The Department of Homeland Security is finally eliminating one of the worst vestiges of the immediate aftermath of 9/11 – the National Security Entry-Exit Registration System (NSEERS) that required special travel procedures for those coming from more than two dozen countries that raised terrorism concerns.

NSEERS was an understandable, but nonetheless counterproductive, response to the fears of the post-9/11 environment. The United States quite rightly worried that follow on attacks were possible, but had little means for scrutinizing those who might be arriving from overseas to carry out such attacks. All 19 of the hijackers, after all, had originally entered the United States on lawful visas.

So the decision was made in the Bush administration Justice Department to create what amounted to little more than a crude profiling system – all males of certain ages from countries with significant Muslim populations would face intense scrutiny in secondary inspection upon arrival in the United States, would be required to re-register with the government at regular intervals, and could only leave the country through certain designated airports with exit procedures in place. Those already living in the United States who fit the profile were also required to register. The Bush administration dropped the registration requirements in 2004, but the other provisions remained.

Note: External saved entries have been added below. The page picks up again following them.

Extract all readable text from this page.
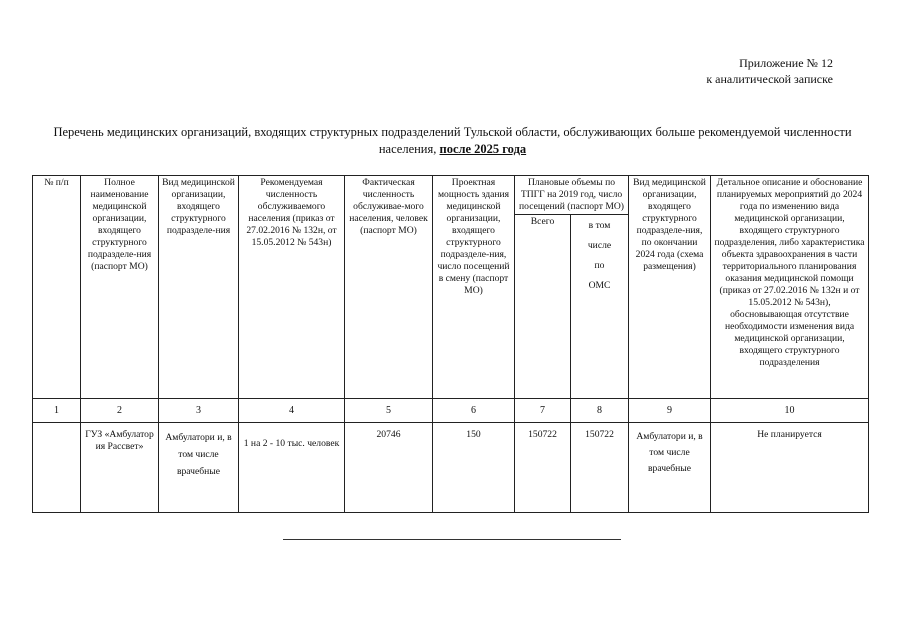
Приложение № 12
к аналитической записке
Перечень медицинских организаций, входящих структурных подразделений Тульской области, обслуживающих больше рекомендуемой численности населения, после 2025 года
№ п/п	Полное наименование медицинской организации, входящего структурного подразделе-ния (паспорт МО)	Вид медицинской организации, входящего структурного подразделе-ния	Рекомендуемая численность обслуживаемого населения (приказ от 27.02.2016 № 132н, от 15.05.2012 № 543н)	Фактическая численность обслуживае-мого населения, человек (паспорт МО)	Проектная мощность здания медицинской организации, входящего структурного подразделе-ния, число посещений в смену (паспорт МО)	Плановые объемы по ТПГГ на 2019 год, число посещений (паспорт МО)		Вид медицинской организации, входящего структурного подразделе-ния, по окончании 2024 года (схема размещения)	Детальное описание и обоснование планируемых мероприятий до 2024 года по изменению вида медицинской организации, входящего структурного подразделения, либо характеристика объекта здравоохранения в части территориального планирования оказания медицинской помощи (приказ от 27.02.2016 № 132н и от 15.05.2012 № 543н), обосновывающая отсутствие необходимости изменения вида медицинской организации, входящего структурного подразделения
						Всего	в том числе по ОМС		

1	2	3	4	5	6	7	8	9	10
	ГУЗ «Амбулатор ия Рассвет»	Амбулатори и, в том числе врачебные	1 на 2 - 10 тыс. человек	20746	150	150722	150722	Амбулатори и, в том числе врачебные	Не планируется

NSEERS never demonstrated its effectiveness as a screening tool, according to the 9/11 Commission. And it hurt in other ways, angering friendly governments like Indonesia and Bangladesh who resented discriminatory treatment of their citizens, and driving away the skilled, educated immigrants who often become the best friends of the United States. Travel to the United States from these countries fell sharply.

Moreover, as former Customs Commissioner Robert Bonner and I argued in a 2009 Washington Post op-ed, “U.S. border screening procedures have improved tremendously in recent years, which further diminishes the value of the special-registration program.” These measures include the U.S.-Visit entry program, improvements in the terrorist watch lists, and CBP’s targeting systems for identifying suspicious travelers. Such targeted measures are both more effective, and less disruptive, than NSEERS.

The program would probably have been terminated sooner if not for the failed 2009 Christmas bombing attempt on the airliner over Detroit, though ironically the bomber came from Nigeria, a country not on the NSEERS list. But even late, it is a welcome move. While technically the program has not been killed, all the targeted countries will be removed from the NSEERS list, effectively terminating it.

DHS should close the circle, however, by dealing with many outstanding cases of lawful immigrants in the United States who failed to meet some requirement of the NSEERS system and as a result may face the threat of deportation rather than being able to acquire green cards or citizenship. NSEERS was an emergency measure, and an unfortunately ill-conceived one. It should be left in the past.

  • Sid K

    Hi Edward,

    Will this apply to citizens of other countries (such as India) who have been registered as well?


    • Edward Alden

      My understanding is that everyone who had been required to register under NSEERS (including some Indians and other nationalities) will no longer have to register to enter or depart from the United States. Individuals who had already registered to enter and are currently in the U.S. will not have to register to depart. But I would strongly recommend checking with CBP officials for anyone intending to leave the United States and re-enter, just to make certain this is the case. Sometimes these decisions take a while to filter down to those on the front line responsible for implementation.